Dividends have been a key driver of investment performance when real interest rates are low, a study of data from the last forty five years shows.
European companies pay particularly high dividends, according to an AllianzGI study – “Dividends instead of low interest rates”. In 2014, the average dividend yield across the MSCI Europe was 3.3%, creating a historically rare, wide gap between dividend payments and the yields on European government and corporate bonds, Outside of Europe, a number of other regions also offer dividend yields that are higher, in some cases considerably higher – than the returns on 10-year government bonds, including Australia, Brazil, New Zealand and Norway.
At the same time, dividends have proven their ability to enhance the stability and real performance of a portfolio. In the past, investors in European equities in particular have enjoyed substantial dividend payouts. On a 5-year rolling basis, dividends have made a consistently positive contribution to MSCI Europe performance since 1970, enabling them to partially offset or at least mitigate (1970–1975, 2000–2005) the effects of share price losses. Dividends accounted for around 39 % of the total annualized return of equity investments for the MSCI Europe over the entire period from 1970 to 2014. Dividends also contributed more than one-third to total performance in other regions, such as North America (MSCI North America) or Asia-Pacific (MSCI Pacific), although the dividend yields themselves were lower in absolute terms.
Dividends’ ability to act as a stabilising factor is further underlined by a look at the US market from 1950 to 2014, when US dividend strategies showed better results in times of both inflation and deflation than the wider US market.
Neil Dwane, Chief Investment Officer Equity Europe at Allianz Global Investors and Portfolio Manager of the Allianz European Equity Dividend fund, sees advantages for dividend stocks against the background of expansionary monetary policy: "If the ECB achieves both economic growth and the inflation target of 2 per cent with its latest monetary policy measures, investors will be well-positioned with dividend stocks. Due to their defensive nature these names offer an important combination of relatively high dividend yield, historically low volatility and inflation and deflation protection.”
Given the current geopolitical risks, including the ongoing conflict in the Ukraine the European road ahead may be bumpy and stock setbacks are likely.
According to Dwane, however, this environment favours for dividend stocks: "In uncertain times, companies with strong business models have clear advantages. They have above-average capital ratios and stable capital flows, so that they can keep their investors’ trust in the form of stable pay-outs – especially, in times of tough headwinds."
In 2015, Dwane expects a slight price tailwind for European dividend stocks from the euro weakness, which should have a favourable impact on US dollar exports. Rising demand and higher-euro gains should have an overall positive impact on the economic situation in Europe.

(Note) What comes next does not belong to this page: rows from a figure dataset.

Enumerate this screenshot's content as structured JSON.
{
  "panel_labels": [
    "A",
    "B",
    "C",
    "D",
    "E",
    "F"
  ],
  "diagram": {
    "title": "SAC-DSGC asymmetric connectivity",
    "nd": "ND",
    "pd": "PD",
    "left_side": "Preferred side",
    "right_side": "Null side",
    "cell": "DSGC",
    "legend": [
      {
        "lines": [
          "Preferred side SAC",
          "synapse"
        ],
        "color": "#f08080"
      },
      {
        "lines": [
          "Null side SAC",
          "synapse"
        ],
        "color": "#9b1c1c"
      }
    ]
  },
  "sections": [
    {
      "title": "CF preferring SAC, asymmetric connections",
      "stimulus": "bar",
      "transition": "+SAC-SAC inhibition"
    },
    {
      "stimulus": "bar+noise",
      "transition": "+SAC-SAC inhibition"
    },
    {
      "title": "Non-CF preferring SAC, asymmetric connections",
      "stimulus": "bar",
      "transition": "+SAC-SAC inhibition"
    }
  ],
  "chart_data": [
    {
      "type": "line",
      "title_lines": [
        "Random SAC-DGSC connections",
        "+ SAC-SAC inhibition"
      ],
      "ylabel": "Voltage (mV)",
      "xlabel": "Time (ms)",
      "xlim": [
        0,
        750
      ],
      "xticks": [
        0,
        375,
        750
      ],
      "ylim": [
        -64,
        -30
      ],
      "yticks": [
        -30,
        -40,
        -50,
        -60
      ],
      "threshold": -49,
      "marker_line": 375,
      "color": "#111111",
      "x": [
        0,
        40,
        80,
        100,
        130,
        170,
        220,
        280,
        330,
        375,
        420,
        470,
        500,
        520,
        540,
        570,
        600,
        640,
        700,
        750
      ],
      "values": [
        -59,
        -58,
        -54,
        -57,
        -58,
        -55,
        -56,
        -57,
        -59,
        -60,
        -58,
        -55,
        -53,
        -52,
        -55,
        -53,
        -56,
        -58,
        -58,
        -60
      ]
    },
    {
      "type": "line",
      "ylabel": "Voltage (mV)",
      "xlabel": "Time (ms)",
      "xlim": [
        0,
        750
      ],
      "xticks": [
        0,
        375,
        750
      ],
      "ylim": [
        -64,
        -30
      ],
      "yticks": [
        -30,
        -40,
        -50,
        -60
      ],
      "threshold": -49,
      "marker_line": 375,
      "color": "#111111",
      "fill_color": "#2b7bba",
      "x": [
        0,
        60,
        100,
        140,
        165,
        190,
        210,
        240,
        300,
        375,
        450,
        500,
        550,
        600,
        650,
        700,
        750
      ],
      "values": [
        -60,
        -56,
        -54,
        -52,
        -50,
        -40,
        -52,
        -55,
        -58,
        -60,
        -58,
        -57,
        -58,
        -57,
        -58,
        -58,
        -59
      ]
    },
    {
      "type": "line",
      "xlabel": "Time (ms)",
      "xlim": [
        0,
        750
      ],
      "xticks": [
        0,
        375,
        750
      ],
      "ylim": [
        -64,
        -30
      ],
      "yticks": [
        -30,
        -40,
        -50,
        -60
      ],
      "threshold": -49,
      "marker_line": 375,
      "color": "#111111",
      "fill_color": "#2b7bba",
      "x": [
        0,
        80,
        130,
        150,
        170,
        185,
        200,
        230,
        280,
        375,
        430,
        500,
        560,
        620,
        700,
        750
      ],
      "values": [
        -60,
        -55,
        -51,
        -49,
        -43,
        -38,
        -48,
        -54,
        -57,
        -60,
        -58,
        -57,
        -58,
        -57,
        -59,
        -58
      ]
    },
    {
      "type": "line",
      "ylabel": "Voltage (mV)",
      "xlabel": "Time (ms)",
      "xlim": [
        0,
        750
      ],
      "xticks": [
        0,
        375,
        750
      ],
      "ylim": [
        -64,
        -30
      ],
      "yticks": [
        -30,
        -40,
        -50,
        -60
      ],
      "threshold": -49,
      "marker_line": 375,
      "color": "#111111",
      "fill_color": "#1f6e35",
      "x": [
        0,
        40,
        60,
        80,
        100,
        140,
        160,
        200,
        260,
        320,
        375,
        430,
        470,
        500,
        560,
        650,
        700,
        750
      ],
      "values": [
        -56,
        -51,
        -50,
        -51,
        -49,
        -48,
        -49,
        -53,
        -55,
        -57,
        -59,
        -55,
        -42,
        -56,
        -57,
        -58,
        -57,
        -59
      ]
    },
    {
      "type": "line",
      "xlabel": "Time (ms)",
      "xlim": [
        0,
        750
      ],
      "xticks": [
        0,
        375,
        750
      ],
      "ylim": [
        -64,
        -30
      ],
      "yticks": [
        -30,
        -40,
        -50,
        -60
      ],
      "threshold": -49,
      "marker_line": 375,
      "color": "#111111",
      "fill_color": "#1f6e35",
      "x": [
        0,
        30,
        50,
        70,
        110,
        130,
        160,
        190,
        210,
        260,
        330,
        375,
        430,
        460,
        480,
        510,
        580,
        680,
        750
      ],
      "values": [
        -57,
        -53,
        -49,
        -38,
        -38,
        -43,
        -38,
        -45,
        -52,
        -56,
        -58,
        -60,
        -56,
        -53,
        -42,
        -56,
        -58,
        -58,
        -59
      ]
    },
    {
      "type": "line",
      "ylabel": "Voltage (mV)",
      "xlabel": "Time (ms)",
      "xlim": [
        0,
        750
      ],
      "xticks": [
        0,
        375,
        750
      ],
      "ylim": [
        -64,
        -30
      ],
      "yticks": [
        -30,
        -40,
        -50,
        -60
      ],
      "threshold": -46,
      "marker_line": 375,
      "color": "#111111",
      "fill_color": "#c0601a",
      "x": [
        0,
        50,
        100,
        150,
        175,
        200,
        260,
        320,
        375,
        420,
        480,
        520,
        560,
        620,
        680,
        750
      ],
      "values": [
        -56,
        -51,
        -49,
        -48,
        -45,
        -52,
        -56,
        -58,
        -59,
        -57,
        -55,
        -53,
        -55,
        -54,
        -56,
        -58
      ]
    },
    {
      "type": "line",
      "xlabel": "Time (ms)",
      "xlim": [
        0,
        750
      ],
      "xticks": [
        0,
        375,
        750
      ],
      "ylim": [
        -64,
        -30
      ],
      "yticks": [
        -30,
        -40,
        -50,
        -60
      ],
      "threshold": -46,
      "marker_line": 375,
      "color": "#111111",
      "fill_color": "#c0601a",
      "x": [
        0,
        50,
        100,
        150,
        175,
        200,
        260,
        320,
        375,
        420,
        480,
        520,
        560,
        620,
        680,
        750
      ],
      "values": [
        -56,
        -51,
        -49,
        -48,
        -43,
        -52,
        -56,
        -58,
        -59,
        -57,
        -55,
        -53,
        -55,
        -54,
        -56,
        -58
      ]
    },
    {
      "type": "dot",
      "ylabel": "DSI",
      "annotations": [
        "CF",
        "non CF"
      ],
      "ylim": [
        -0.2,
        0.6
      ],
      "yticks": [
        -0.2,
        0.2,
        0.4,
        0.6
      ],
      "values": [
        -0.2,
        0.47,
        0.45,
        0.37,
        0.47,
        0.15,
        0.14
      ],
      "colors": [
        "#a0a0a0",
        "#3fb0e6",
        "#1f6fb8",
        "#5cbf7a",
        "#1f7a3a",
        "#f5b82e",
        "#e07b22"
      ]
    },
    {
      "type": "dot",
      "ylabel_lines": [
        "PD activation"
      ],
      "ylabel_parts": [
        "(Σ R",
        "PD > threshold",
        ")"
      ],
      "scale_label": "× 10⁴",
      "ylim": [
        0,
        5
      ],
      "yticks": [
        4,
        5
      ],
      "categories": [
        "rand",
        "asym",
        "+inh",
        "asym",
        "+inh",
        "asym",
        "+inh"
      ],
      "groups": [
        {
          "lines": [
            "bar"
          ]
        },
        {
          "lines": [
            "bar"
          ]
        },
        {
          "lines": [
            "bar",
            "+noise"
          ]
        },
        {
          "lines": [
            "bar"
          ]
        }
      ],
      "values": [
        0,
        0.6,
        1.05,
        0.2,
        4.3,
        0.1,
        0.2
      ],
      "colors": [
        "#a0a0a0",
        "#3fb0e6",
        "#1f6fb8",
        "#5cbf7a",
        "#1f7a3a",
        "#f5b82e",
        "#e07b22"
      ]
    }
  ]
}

Britain, where dividends generated an average yield of 3.7 per cent last year, remains one of the most important markets for dividend stocks "Britain is the motherland of dividends. No other country has an older tradition or culture in terms of the sustainability of the dividend payments. This is also reflected in the substantial portfolio overweight. Around 43 per cent of the portfolio is in British companies,” says Dwane.
For him, France is not a "classic" Dividend country, but with nearly 15 per cent it has a strong portfolio weighting: "Investors in family-run, French companies appreciate attractive and reliable dividend payments," says Dwane. Dividend yields generated in France were on average 3.3 per cent last year.
Italy, where dividend stocks generated an average yield of more that 3 per cent last year, earned his attention in the current environment: "Italy is a special country when it comes to dividend stocks. Dividend stocks certainly aren’t in the majority, but there are some Italian companies with unique business models that also offer attractive, reliable dividend payment.”
Switzerland, where dividend stocks generated an average yield of approximately 3 per cent last year, remains an important market, with qualification: "Certainly, the Swiss will have to overcome economic challenges with the strong Swiss franc, but when it comes to dividend shares it remains a dream land. You can’t find more stable businesses in the world. That naturally raises the desire of investors, which is reflected in high ratings. Given that burden on the dividend yield, we remain cautious", says Dwane.
In Belgium, dividend stocks generated an average yield of 2.5 per cent last year: "Belgium is a special country for dividend stocks. A little like Italy, you won’t find them everywhere, but there are opportunities if you know where to look”.
In addition to strong balance sheets, stable income streams and solid business models, the sustainability of dividend payments is crucial for Dwane’s stock selection. "We concentrate on companies that continue to pay dividend yields above market average. This focus on quality and yield is the foundation of the stable outperformance of the fund. Broader distribution would dilute the average dividend yield of over 5% quickly ", said the portfolio manager of the Allianz European Equity Dividend fund.
A total of 42 stocks are currently in the portfolio. The Active-Share, which measures a deviation of the fund portfolio from the benchmark (MSCI Europe Total Return) is approximately 84% by 01/31/2015. The investment decisions are based on own research of Allianz Global Investors.